Merz telefoniert mit Nigerias Präsident Tinubu

Bundeskanzler Friedrich Merz und Nigerias Präsident Bola Ahmed Tinubu haben eine Vertiefung der bilateralen Zusammenarbeit in den Bereichen Sicherheit, Energie und Infrastruktur vereinbart. Nach Angaben des Presse- und Informationsamtes der Bundesregierung telefonierten beide Staats- und Regierungschefs am 18. Februar 2026 über die Lage in der Region und künftige Kooperationsfelder.

Deutschland werde Nigeria weiterhin bei seinen Stabilisierungsbemühungen unterstützen, erklärte der Bundeskanzler. Beide Seiten würdigten die langjährigen und engen Beziehungen zwischen Deutschland und Nigeria und verständigten sich darauf, die wirtschaftliche Zusammenarbeit auszubauen.

Austausch zwischen Merz und Tinubu zur wirtschaftlichen Kooperation

Merz würdigte die langjährigen und engen Beziehungen zwischen Deutschland und Nigeria. Beide Staats- und Regierungschefs vereinbarten, die Zusammenarbeit insbesondere im wirtschaftlichen Bereich weiter zu vertiefen.

Nach Angaben der nigerianischen Präsidentschaft tauschten sich Merz und Tinubu insbesondere über die sogenannte Presidential Power Initiative aus. Präsident Tinubu habe darauf hingewiesen, dass Nigeria Unterstützung beim Ausbau der Stromübertragung benötige.

Der Bundeskanzler habe zugesagt, dass Siemens bereit sei, bei der Umsetzung zu helfen. Zudem habe Deutsche Banksignalisiert, das Projekt finanzieren zu wollen.

Darüber hinaus vereinbarten beide Seiten eine engere Kooperation im Eisenbahnsektor sowie bei der Förderung kreativer Industrien und der beruflichen Qualifizierung.

Nigeria gilt als bevölkerungsreichstes Land Afrikas und spielt eine zentrale Rolle für Sicherheit und wirtschaftliche Entwicklung in Westafrika. Weitere Details zu konkreten Projekten oder Vereinbarungen wurden zunächst nicht bekanntgegeben.

Sicherheitslage im Sahel im Gespräch

Ein weiterer Schwerpunkt des Telefonats war die Sicherheitslage im Sahel. Beide Staats- und Regierungschefs äußerten sich besorgt über die Entwicklungen in der Region. Präsident Tinubu sprach sich nach Angaben seiner Präsidentschaft für die Lieferung gebrauchter Hubschrauber aus, um Aufklärungs- und Überwachungsmaßnahmen zu stärken.

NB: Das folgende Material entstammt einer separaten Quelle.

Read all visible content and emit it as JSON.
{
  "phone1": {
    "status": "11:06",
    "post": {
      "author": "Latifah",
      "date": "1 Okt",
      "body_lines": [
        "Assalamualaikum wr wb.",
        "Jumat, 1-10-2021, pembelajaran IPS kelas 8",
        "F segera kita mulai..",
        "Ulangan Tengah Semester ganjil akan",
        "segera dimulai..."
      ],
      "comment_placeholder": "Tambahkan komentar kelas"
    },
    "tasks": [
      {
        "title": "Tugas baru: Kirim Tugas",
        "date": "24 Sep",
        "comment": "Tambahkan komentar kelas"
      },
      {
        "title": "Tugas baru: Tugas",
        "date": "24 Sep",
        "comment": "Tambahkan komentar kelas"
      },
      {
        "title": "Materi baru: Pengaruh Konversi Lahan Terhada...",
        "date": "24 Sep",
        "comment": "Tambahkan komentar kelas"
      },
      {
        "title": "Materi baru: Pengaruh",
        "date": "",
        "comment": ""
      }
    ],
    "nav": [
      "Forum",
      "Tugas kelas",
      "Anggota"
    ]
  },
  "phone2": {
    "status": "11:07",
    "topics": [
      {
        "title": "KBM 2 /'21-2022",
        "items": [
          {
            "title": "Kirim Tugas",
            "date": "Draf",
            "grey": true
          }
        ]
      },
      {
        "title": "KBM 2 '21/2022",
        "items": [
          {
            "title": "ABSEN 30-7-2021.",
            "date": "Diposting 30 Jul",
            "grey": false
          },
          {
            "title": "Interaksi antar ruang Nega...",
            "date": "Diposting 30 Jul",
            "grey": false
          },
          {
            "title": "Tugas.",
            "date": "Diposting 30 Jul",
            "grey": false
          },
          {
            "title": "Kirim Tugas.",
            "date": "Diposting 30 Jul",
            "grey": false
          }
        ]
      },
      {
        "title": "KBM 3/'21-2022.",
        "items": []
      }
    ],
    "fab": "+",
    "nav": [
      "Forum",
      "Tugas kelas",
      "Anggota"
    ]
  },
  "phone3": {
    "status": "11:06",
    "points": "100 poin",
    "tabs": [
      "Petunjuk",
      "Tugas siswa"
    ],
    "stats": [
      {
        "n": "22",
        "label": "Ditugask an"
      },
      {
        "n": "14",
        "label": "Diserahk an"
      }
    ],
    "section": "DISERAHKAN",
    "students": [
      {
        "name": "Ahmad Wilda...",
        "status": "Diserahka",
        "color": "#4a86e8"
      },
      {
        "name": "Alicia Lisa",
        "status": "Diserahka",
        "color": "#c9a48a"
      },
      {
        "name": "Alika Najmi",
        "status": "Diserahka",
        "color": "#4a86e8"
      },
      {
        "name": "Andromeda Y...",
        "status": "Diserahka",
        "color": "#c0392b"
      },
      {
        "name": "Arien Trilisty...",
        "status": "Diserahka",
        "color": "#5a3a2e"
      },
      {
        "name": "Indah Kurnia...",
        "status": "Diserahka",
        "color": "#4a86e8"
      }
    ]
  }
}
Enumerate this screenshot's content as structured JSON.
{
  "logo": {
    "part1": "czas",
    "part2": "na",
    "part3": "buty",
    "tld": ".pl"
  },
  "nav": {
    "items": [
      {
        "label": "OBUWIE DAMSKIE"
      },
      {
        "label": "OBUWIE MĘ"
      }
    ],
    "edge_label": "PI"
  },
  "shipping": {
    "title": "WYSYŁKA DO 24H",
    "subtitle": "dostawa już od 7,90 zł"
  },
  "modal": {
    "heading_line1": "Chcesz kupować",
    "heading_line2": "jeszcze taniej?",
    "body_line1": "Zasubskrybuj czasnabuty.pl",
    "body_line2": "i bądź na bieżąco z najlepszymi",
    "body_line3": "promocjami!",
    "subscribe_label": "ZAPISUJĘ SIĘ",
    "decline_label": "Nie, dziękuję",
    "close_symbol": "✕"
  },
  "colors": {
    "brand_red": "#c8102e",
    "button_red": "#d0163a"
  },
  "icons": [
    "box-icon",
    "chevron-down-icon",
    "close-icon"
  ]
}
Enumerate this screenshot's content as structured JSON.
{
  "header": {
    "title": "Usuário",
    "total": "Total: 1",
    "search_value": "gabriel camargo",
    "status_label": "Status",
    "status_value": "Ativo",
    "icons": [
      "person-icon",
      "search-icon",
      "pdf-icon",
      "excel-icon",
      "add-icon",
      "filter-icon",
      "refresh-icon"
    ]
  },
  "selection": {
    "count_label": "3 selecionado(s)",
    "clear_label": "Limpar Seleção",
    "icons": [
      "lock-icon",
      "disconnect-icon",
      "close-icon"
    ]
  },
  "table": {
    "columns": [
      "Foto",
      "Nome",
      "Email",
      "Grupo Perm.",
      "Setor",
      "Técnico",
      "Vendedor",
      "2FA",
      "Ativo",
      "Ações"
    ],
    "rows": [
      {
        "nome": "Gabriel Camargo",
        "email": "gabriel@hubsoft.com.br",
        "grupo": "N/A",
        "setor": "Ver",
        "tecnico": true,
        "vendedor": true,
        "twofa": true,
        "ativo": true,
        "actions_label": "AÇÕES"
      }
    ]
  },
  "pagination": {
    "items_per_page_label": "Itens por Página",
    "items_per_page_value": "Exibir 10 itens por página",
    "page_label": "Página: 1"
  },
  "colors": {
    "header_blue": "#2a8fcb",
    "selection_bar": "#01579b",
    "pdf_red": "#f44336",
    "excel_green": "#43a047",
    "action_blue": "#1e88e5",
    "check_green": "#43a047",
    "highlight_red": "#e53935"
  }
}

„Der Sahel-Korridor ist problematisch und benötigt unsere Unterstützung. Aufklärungsunterstützung ist notwendig“, wurde Tinubu zitiert.

Kulturelle Kooperation und diplomatische Kontakte

Merz betonte laut nigerianischer Darstellung die Bedeutung kultureller Zusammenarbeit und sprach sich für die Einrichtung eines „Great Museum of African Arts“ aus. Zudem verwies er auf die Erwartung der baldigen Ankunft des neuen nigerianischen Botschafters in Berlin.

Das rund neuminütige Telefonat unterstreicht die Bestrebungen beider Regierungen, die politischen und wirtschaftlichen Beziehungen zwischen Deutschland und Nigeria in einer Phase regionaler sicherheitspolitischer Spannungen weiter auszubauen.